We awoke in the morning to sun, pouring through gaping rents in the cloud cover, and finally lighting up the rain forest to show its extreme beauty. As the rain lifted, the bird life became even more active than during the rain, and suddenly there were extraordinary bird calls filling the air. We sat over our fresh fruit and yoghurt, looking out over an even greener forest to the very blue ocean, listening to the sounds of the jungle. It was hard to leave this gorgeous place and we spent a long time chatting with Carmen, who showed us around the old cellar and he solar array. We didn’t want to leave, but had booked the night at Palm Cove and needed to head back to ensure Work on the boat would progress, so we finally waved goodby to Carmen, promising we would be in touch as we sailed past, so she could look out and wave from Cockatoo Hill.

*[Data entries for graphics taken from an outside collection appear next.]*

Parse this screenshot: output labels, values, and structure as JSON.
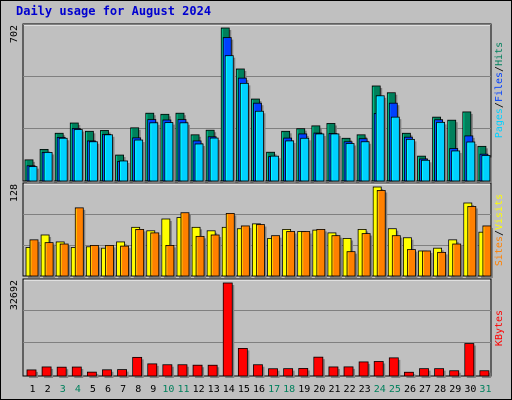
{
  "chart_data": [
    {
      "type": "bar",
      "title": "Daily usage for August 2024",
      "x": [
        1,
        2,
        3,
        4,
        5,
        6,
        7,
        8,
        9,
        10,
        11,
        12,
        13,
        14,
        15,
        16,
        17,
        18,
        19,
        20,
        21,
        22,
        23,
        24,
        25,
        26,
        27,
        28,
        29,
        30,
        31
      ],
      "weekend_days": [
        3,
        4,
        10,
        11,
        17,
        18,
        24,
        25,
        31
      ],
      "ymax_label": "702",
      "ylim": [
        0,
        702
      ],
      "series": [
        {
          "name": "Hits",
          "color": "#00805c",
          "values": [
            97,
            145,
            219,
            266,
            228,
            232,
            119,
            244,
            311,
            306,
            311,
            212,
            233,
            702,
            514,
            376,
            132,
            228,
            240,
            253,
            264,
            196,
            212,
            436,
            405,
            219,
            114,
            293,
            279,
            317,
            159
          ]
        },
        {
          "name": "Files",
          "color": "#0040ff",
          "values": [
            70,
            131,
            200,
            241,
            184,
            214,
            90,
            198,
            282,
            280,
            282,
            184,
            203,
            658,
            472,
            357,
            112,
            197,
            216,
            220,
            218,
            180,
            194,
            310,
            357,
            201,
            101,
            281,
            149,
            207,
            123
          ]
        },
        {
          "name": "Pages",
          "color": "#00d0ff",
          "values": [
            66,
            131,
            196,
            236,
            180,
            212,
            92,
            188,
            267,
            268,
            267,
            170,
            197,
            575,
            448,
            320,
            114,
            184,
            196,
            216,
            216,
            172,
            180,
            391,
            293,
            191,
            95,
            269,
            138,
            179,
            117
          ]
        }
      ]
    },
    {
      "type": "bar",
      "ymax_label": "128",
      "ylim": [
        0,
        128
      ],
      "series": [
        {
          "name": "Visits",
          "color": "#ffff00",
          "values": [
            41,
            59,
            49,
            41,
            42,
            40,
            49,
            70,
            65,
            82,
            84,
            70,
            65,
            70,
            68,
            75,
            54,
            67,
            64,
            66,
            62,
            54,
            67,
            128,
            68,
            55,
            36,
            40,
            52,
            105,
            63
          ]
        },
        {
          "name": "Sites",
          "color": "#ff8000",
          "values": [
            52,
            48,
            46,
            98,
            44,
            44,
            43,
            67,
            62,
            44,
            91,
            57,
            59,
            90,
            72,
            74,
            58,
            64,
            64,
            67,
            58,
            35,
            61,
            123,
            58,
            38,
            36,
            34,
            46,
            100,
            72
          ]
        }
      ]
    },
    {
      "type": "bar",
      "ymax_label": "32692",
      "ylim": [
        0,
        32692
      ],
      "series": [
        {
          "name": "KBytes",
          "color": "#ff0000",
          "values": [
            2138,
            3183,
            3101,
            3147,
            1358,
            2180,
            2256,
            6550,
            4264,
            3960,
            3960,
            3797,
            3785,
            32692,
            9697,
            3960,
            2553,
            2584,
            2651,
            6622,
            3184,
            3205,
            4951,
            5102,
            6378,
            1319,
            2584,
            2584,
            1851,
            11408,
            1851
          ]
        }
      ]
    }
  ],
  "legend": {
    "pages": "Pages",
    "files": "Files",
    "hits": "Hits",
    "sites": "Sites",
    "visits": "Visits",
    "kbytes": "KBytes",
    "sep": "/"
  }
}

We stopped at Mossman Gorge on the way down to Palm Cove, and did the rain forest circuit walk, stopping for a delightful swim in a small and secluded water hole about half way round the circuit. We were so hot and the water was so refreshing it was hard to drag ourselves away, but we completed the walk and then got back on the road. Palm Cove was lovely in the sunshine, though we had time only for a quick nap and a swim in the pool before our dinner booking at nunu. The location was fabulous – right on the beach, beachy feel to the restaurant, very unusual menu with different flavours working so very well together. We ended up having two entrees and three or four tasting plates, and that was perfect. The evening was warm and pleasant, the service ok, food delicious.
In the morning, we had breakfast out, a swim in the ocean, then headed south again, checking out Yorkeys Knob, which had a great marina, on the way. We arrived back at Wine-Dark Sea, and were sorry to see her sitting there in the dust on the hardstand, when we had had a lovely three days adventuring. We felt it was time for the three of us to go adventuring together again.